What to Do When You Find Ghost Machines

The ViVID Communication View surfaces ghost machines. What comes next depends on what each ghost machine turns out to be.

Step 1: Identify the device

Use the IP address and communication patterns visible in the ViVID view to identify the device. DNS lookups, MAC address vendor lookups, and communication port analysis narrow down the device type and likely owner.

Step 2: Classify the device

Is this a legitimate managed device that was simply missed by the discovery configuration? Is it a test or dev resource that was never formally registered? Is it a vendor appliance? Is it an unauthorized device?

Step 3: Take action based on classification

• Legitimate managed devices: run a targeted Discovery scan, create or update the CI record in the CMDB, and assign it to the appropriate owner and service context.
• Unregistered test or dev resources: register them formally in the CMDB, assign ownership, and bring them under patch management and security monitoring.
• Vendor appliances: verify with the vendor that the device is authorized, document it in the CMDB, and confirm it is covered by the vendor support agreement.
• Unauthorized devices: escalate to the security team for investigation and removal per incident response policy.

Step 4: Schedule recurring reviews

Ghost machine discovery is not a one-time event. Schedule regular communication, view reviews as part of CMDB health management. New ghost machines will appear as the environment changes.

The CMDB gains meaningful completeness not just from scheduled discovery scans but from the communication view, acting as a continuous audit against what the CMDB says the network should look like.

Conclusion

A CMDB without communication visibility is a documentation system. A CMDB with communication visibility is an operational tool. The ViVID Communication View in Virima 6.1.1 bridges that gap by showing IT teams the actual traffic flows, port numbers, and undocumented devices that formal CI relationship records miss.

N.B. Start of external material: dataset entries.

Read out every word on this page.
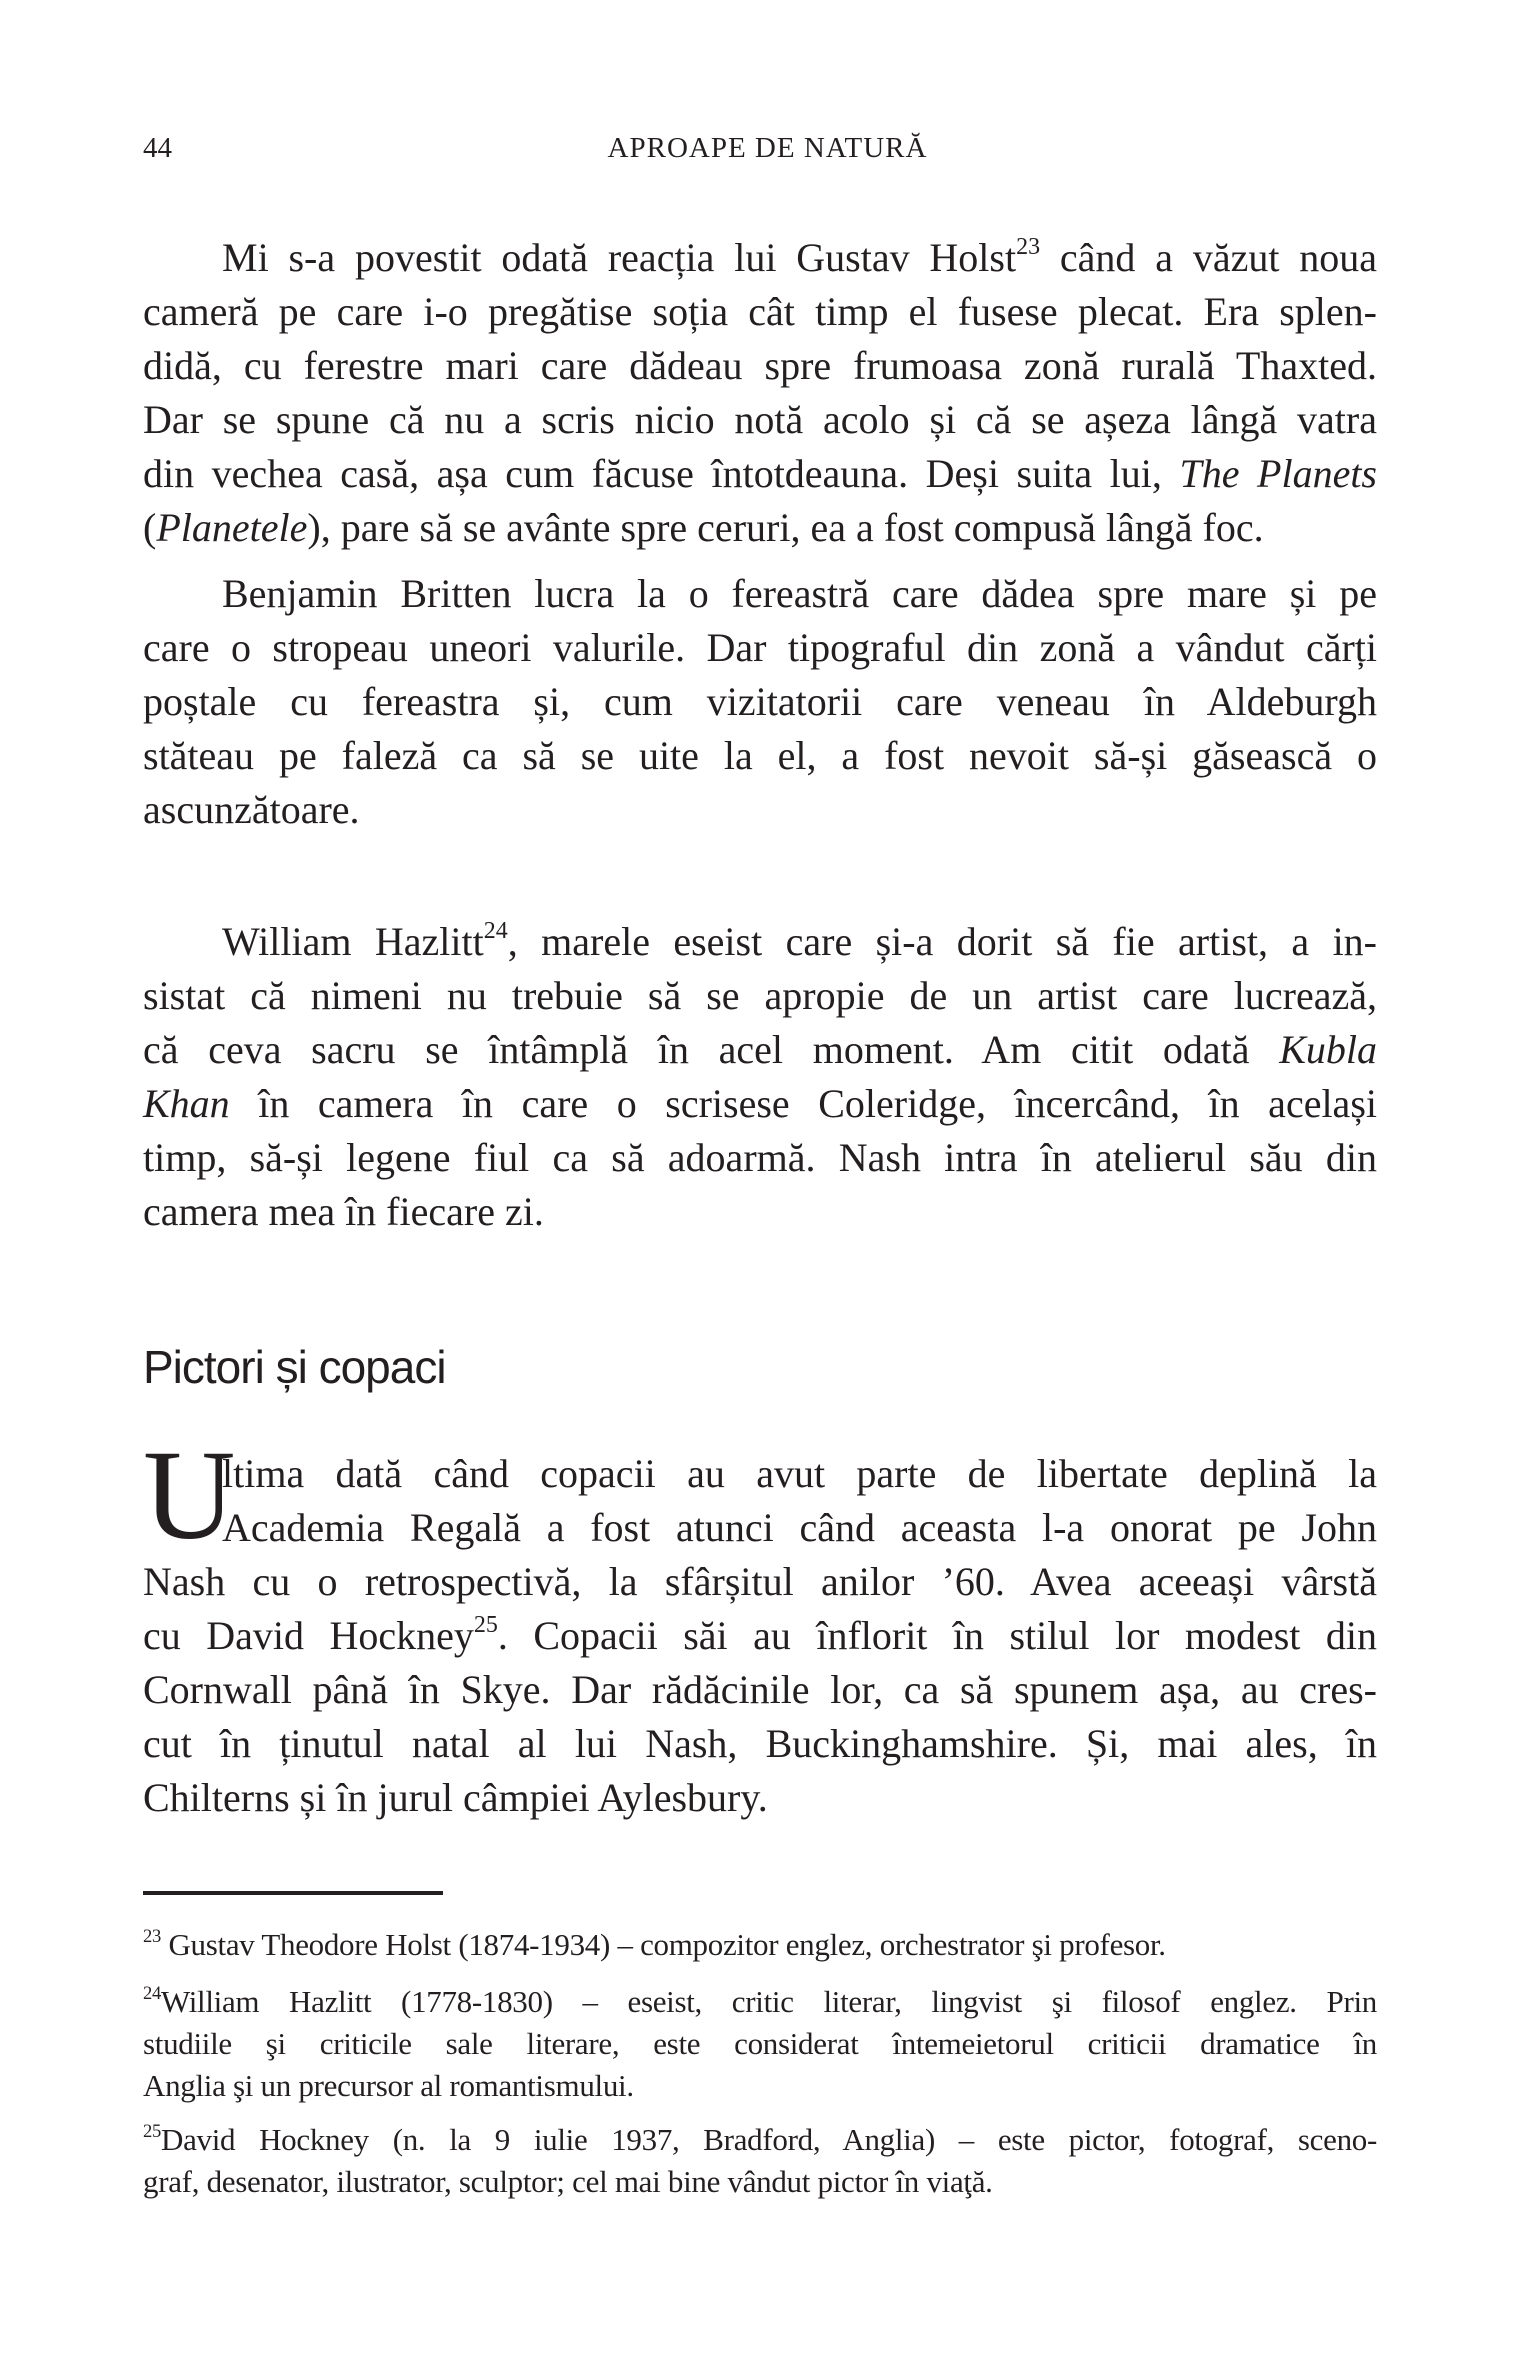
44	APROAPE DE NATURĂ
Mi s-a povestit odată reacția lui Gustav Holst$^{23}$ când a văzut noua
cameră pe care i-o pregătise soția cât timp el fusese plecat. Era splen-
didă, cu ferestre mari care dădeau spre frumoasa zonă rurală Thaxted.
Dar se spune că nu a scris nicio notă acolo și că se așeza lângă vatra
din vechea casă, așa cum făcuse întotdeauna. Deși suita lui, The Planets
(Planetele), pare să se avânte spre ceruri, ea a fost compusă lângă foc.
Benjamin Britten lucra la o fereastră care dădea spre mare și pe
care o stropeau uneori valurile. Dar tipograful din zonă a vândut cărți
poștale cu fereastra și, cum vizitatorii care veneau în Aldeburgh
stăteau pe faleză ca să se uite la el, a fost nevoit să-și găsească o
ascunzătoare.
William Hazlitt$^{24}$, marele eseist care și-a dorit să fie artist, a in-
sistat că nimeni nu trebuie să se apropie de un artist care lucrează,
că ceva sacru se întâmplă în acel moment. Am citit odată Kubla
Khan în camera în care o scrisese Coleridge, încercând, în același
timp, să-și legene fiul ca să adoarmă. Nash intra în atelierul său din
camera mea în fiecare zi.
Pictori și copaci
U
ltima dată când copacii au avut parte de libertate deplină la
Academia Regală a fost atunci când aceasta l-a onorat pe John
Nash cu o retrospectivă, la sfârșitul anilor ’60. Avea aceeași vârstă
cu David Hockney$^{25}$. Copacii săi au înflorit în stilul lor modest din
Cornwall până în Skye. Dar rădăcinile lor, ca să spunem așa, au cres-
cut în ținutul natal al lui Nash, Buckinghamshire. Și, mai ales, în
Chilterns și în jurul câmpiei Aylesbury.
$^{23}$ Gustav Theodore Holst (1874-1934) – compozitor englez, orchestrator şi profesor.
$^{24}$William Hazlitt (1778-1830) – eseist, critic literar, lingvist şi filosof englez. Prin
studiile şi criticile sale literare, este considerat întemeietorul criticii dramatice în
Anglia şi un precursor al romantismului.
$^{25}$David Hockney (n. la 9 iulie 1937, Bradford, Anglia) – este pictor, fotograf, sceno-
graf, desenator, ilustrator, sculptor; cel mai bine vândut pictor în viaţă.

For IT operations teams that need to know exactly what is on the network, not just what should be, the communication view provides that ground truth.

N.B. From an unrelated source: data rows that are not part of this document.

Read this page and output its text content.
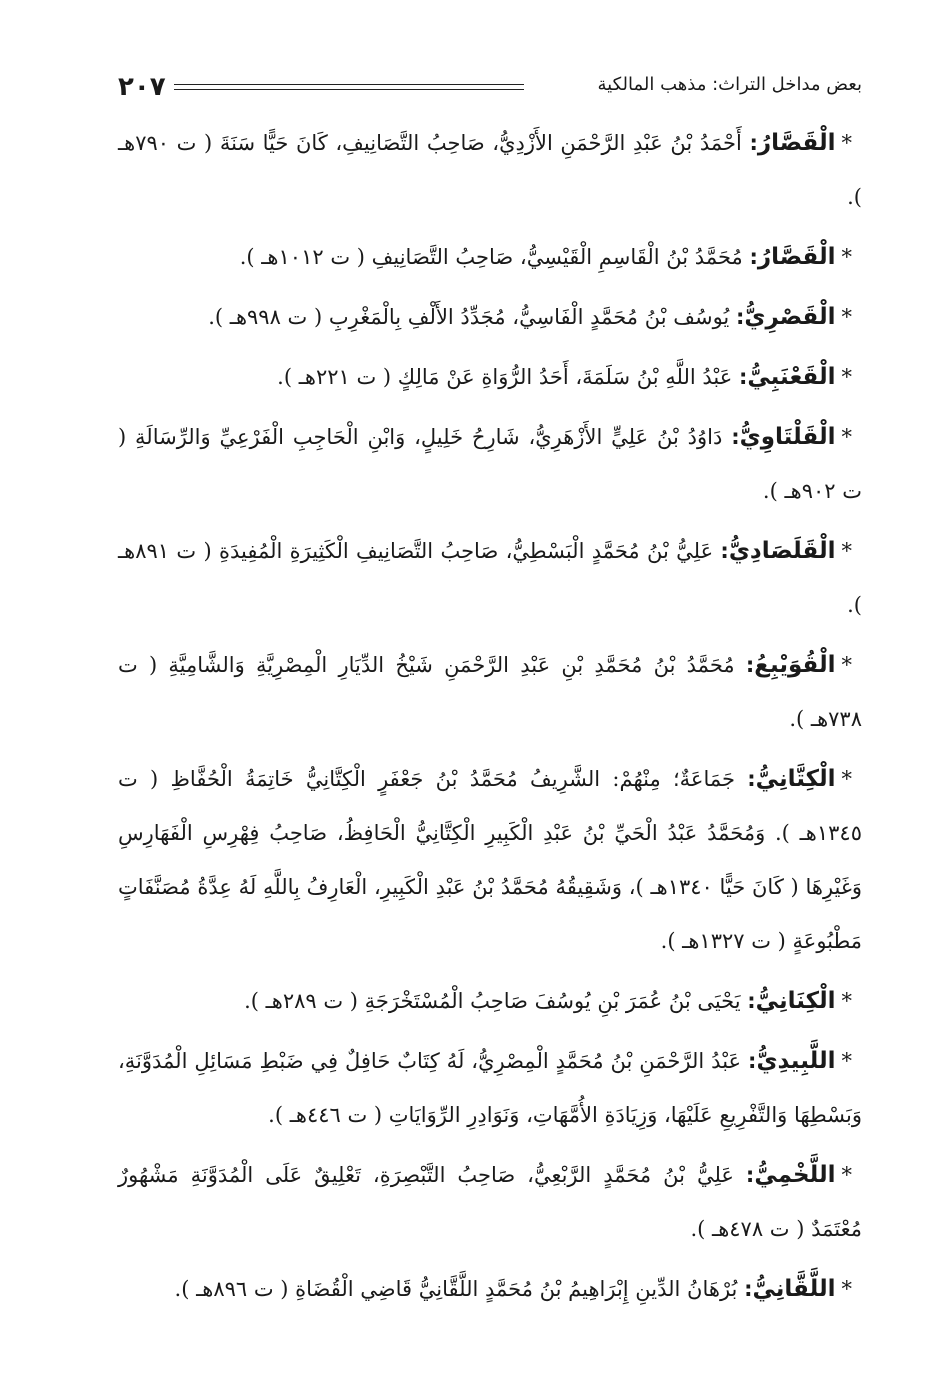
٢٠٧	بعض مداخل التراث: مذهب المالكية

*الْقَصَّارُ: أَحْمَدُ بْنُ عَبْدِ الرَّحْمَنِ الأَزْدِيُّ، صَاحِبُ التَّصَانِيفِ، كَانَ حَيًّا سَنَةَ ( ت ٧٩٠هـ ).

*الْقَصَّارُ: مُحَمَّدُ بْنُ الْقَاسِمِ الْقَيْسِيُّ، صَاحِبُ التَّصَانِيفِ ( ت ١٠١٢هـ ).

*الْقَصْرِيُّ: يُوسُف بْنُ مُحَمَّدٍ الْفَاسِيُّ، مُجَدِّدُ الأَلْفِ بِالْمَغْرِبِ ( ت ٩٩٨هـ ).

*الْقَعْنَبِيُّ: عَبْدُ اللَّهِ بْنُ سَلَمَةَ، أَحَدُ الرُّوَاةِ عَنْ مَالِكٍ ( ت ٢٢١هـ ).

*الْقَلْتَاوِيُّ: دَاوُدُ بْنُ عَلِيٍّ الأَزْهَرِيُّ، شَارِحُ خَلِيلٍ، وَابْنِ الْحَاجِبِ الْفَرْعِيِّ وَالرِّسَالَةِ ( ت ٩٠٢هـ ).

*الْقَلَصَادِيُّ: عَلِيُّ بْنُ مُحَمَّدٍ الْبَسْطِيُّ، صَاحِبُ التَّصَانِيفِ الْكَثِيرَةِ الْمُفِيدَةِ ( ت ٨٩١هـ ).

*الْقُوَيْبِعُ: مُحَمَّدُ بْنُ مُحَمَّدِ بْنِ عَبْدِ الرَّحْمَنِ شَيْخُ الدِّيَارِ الْمِصْرِيَّةِ وَالشَّامِيَّةِ ( ت ٧٣٨هـ ).

*الْكِتَّانِيُّ: جَمَاعَةٌ؛ مِنْهُمْ: الشَّرِيفُ مُحَمَّدُ بْنُ جَعْفَرٍ الْكِتَّانِيُّ خَاتِمَةُ الْحُفَّاظِ ( ت ١٣٤٥هـ ). وَمُحَمَّدُ عَبْدُ الْحَيِّ بْنُ عَبْدِ الْكَبِيرِ الْكِتَّانِيُّ الْحَافِظُ، صَاحِبُ فِهْرِسِ الْفَهَارِسِ وَغَيْرِهَا ( كَانَ حَيًّا ١٣٤٠هـ )، وَشَقِيقُهُ مُحَمَّدُ بْنُ عَبْدِ الْكَبِيرِ، الْعَارِفُ بِاللَّهِ لَهُ عِدَّةُ مُصَنَّفَاتٍ مَطْبُوعَةٍ ( ت ١٣٢٧هـ ).

*الْكِنَانِيُّ: يَحْيَى بْنُ عُمَرَ بْنِ يُوسُفَ صَاحِبُ الْمُسْتَخْرَجَةِ ( ت ٢٨٩هـ ).

*اللَّبِيدِيُّ: عَبْدُ الرَّحْمَنِ بْنُ مُحَمَّدٍ الْمِصْرِيُّ، لَهُ كِتَابٌ حَافِلٌ فِي ضَبْطِ مَسَائِلِ الْمُدَوَّنَةِ، وَبَسْطِهَا وَالتَّفْرِيعِ عَلَيْهَا، وَزِيَادَةِ الأُمَّهَاتِ، وَنَوَادِرِ الرِّوَايَاتِ ( ت ٤٤٦هـ ).

*اللَّخْمِيُّ: عَلِيُّ بْنُ مُحَمَّدٍ الرَّبْعِيُّ، صَاحِبُ التَّبْصِرَةِ، تَعْلِيقٌ عَلَى الْمُدَوَّنَةِ مَشْهُورٌ مُعْتَمَدٌ ( ت ٤٧٨هـ ).

*اللَّقَّانِيُّ: بُرْهَانُ الدِّينِ إِبْرَاهِيمُ بْنُ مُحَمَّدٍ اللَّقَّانِيُّ قَاضِي الْقُضَاةِ ( ت ٨٩٦هـ ).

Schedule a Demo to see the ViVID Communication View in action across your environment.

Frequently Asked Questions

What is a ghost machine in a CMDB?
A ghost machine is a device that actively communicates on the network but does not have a corresponding CI record in the CMDB. Ghost machines typically result from informal provisioning, decommissioning processes that remove the asset record without removing the physical device, or unauthorized devices connected to the network. Virima ViVID’s Communication View flags ghost machines automatically by comparing observed network traffic against CMDB CI records.

How does Virima detect host-to-host traffic flows?
Virima Discovery scans the network to collect data on active communications between hosts, including source and destination IP addresses, open port numbers, and traffic direction. This data feeds into the ViVID Communication View, which renders it as an interactive, filterable diagram. The process works without agents on every device, which is how it captures traffic from unmanaged and undocumented hosts.

Why do open port numbers matter in a CMDB communication view?
Open port numbers reveal the specific channels through which devices communicate. Port-level visibility allows security teams to identify unauthorized services, verify that applications operate on approved ports, and detect unusual communication patterns, such as a database server accepting inbound connections on a port associated with remote access tools, that suggest misconfiguration or compromise.